As I carefully write out the date on the top of the blackboard on a cool afternoon, kids are filing in, shaking my hand and greeting me with “good afternoon” and “how are you, today?” and the like. And as the usual bustle of murmurs and laughter dies down, I step back. I look at the date and see that it’s Wednesday, March 23rd. I close my eyes.

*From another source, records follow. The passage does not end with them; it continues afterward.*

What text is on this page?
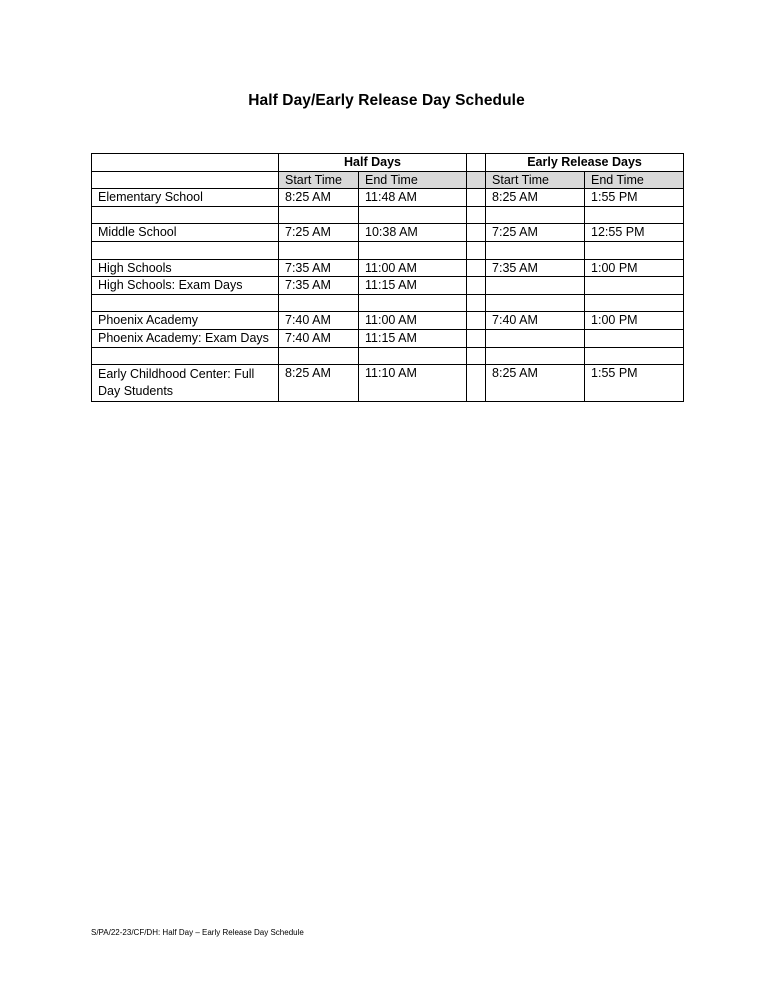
Half Day/Early Release Day Schedule
	Half Days			Early Release Days	
	Start Time	End Time		Start Time	End Time
Elementary School	8:25 AM	11:48 AM		8:25 AM	1:55 PM

Middle School	7:25 AM	10:38 AM		7:25 AM	12:55 PM

High Schools	7:35 AM	11:00 AM		7:35 AM	1:00 PM
High Schools: Exam Days	7:35 AM	11:15 AM			

Phoenix Academy	7:40 AM	11:00 AM		7:40 AM	1:00 PM
Phoenix Academy: Exam Days	7:40 AM	11:15 AM			

Early Childhood Center: Full Day Students	8:25 AM	11:10 AM		8:25 AM	1:55 PM
S/PA/22-23/CF/DH: Half Day – Early Release Day Schedule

I’m suddenly standing in front of the lunch table at the hostel in Dakar, day two. This is the day that the Senegal fellows are going to tell me what is written on the small slip of paper on my back. I can’t see it, but on this slip of paper my responsibility and life for the next 7 months is written in black ink. They answer “Yes” to my question about whether or not the apprenticeship slip of paper is education. I am more than overwhelmed and definitely not prepared in the least bit for that answer. I was praying for health care and had been a whole two weeks in a row beforehand. I’m angry and I’m thinking, “How is this happening? I don’t know how to teach kids! I don’t know anything about education! I can’t possibly do this!”

I have another flashback, eyes still closed – I’m walking to my homestay in Mermoz with Gus Ruchman in October. I’m this close to screaming at him for telling me to calm down about my apprenticeship. We’re leaving for our permanent residences in a few days and I just can’t handle it. I start to cry. I remember saying that I didn’t want to mess up a year of education for an entire class of students and that I can’t possibly do this. “Education should not be an experiment!” I tell him.

One last flashback occurs before I open my eyes again. It’s November 3rd and I’m stepping in front of a class full of faces I don’t know. But I’m quick to realize something- I’m not afraid. I’m not afraid even for a second. We open the English Club meeting with “If You’re Happy and You Know It, Clap Your Hands”. I don’t sing in front of people, it makes me nervous, but I am doing it anyways and I’m not nervous at all and I realize that I had been wrong before this very moment.

When I open my eyes I turn to my English Club with a smile. It’s March 23rd and my students are getting ready to rehearse their opening day dialogue. While I watch them, I keep smiling, not just because I realize that they are speaking English and working hard and coming to the club and learning, but because I’m learning just as much as them every step of the way. I clap at their rehearsal when they finish and high five anyone within arm’s length. The director of the school who is sitting next to me nods in approval and says, “I’m not going to lie, I’m very impressed.” One of my students comes up to me and asks me in English, “Did we do a good job? Thank you, Emily.”

That night I write in my journal.

When I look down at the page it reads, “I don’t think I’ve ever been so happy about being wrong.”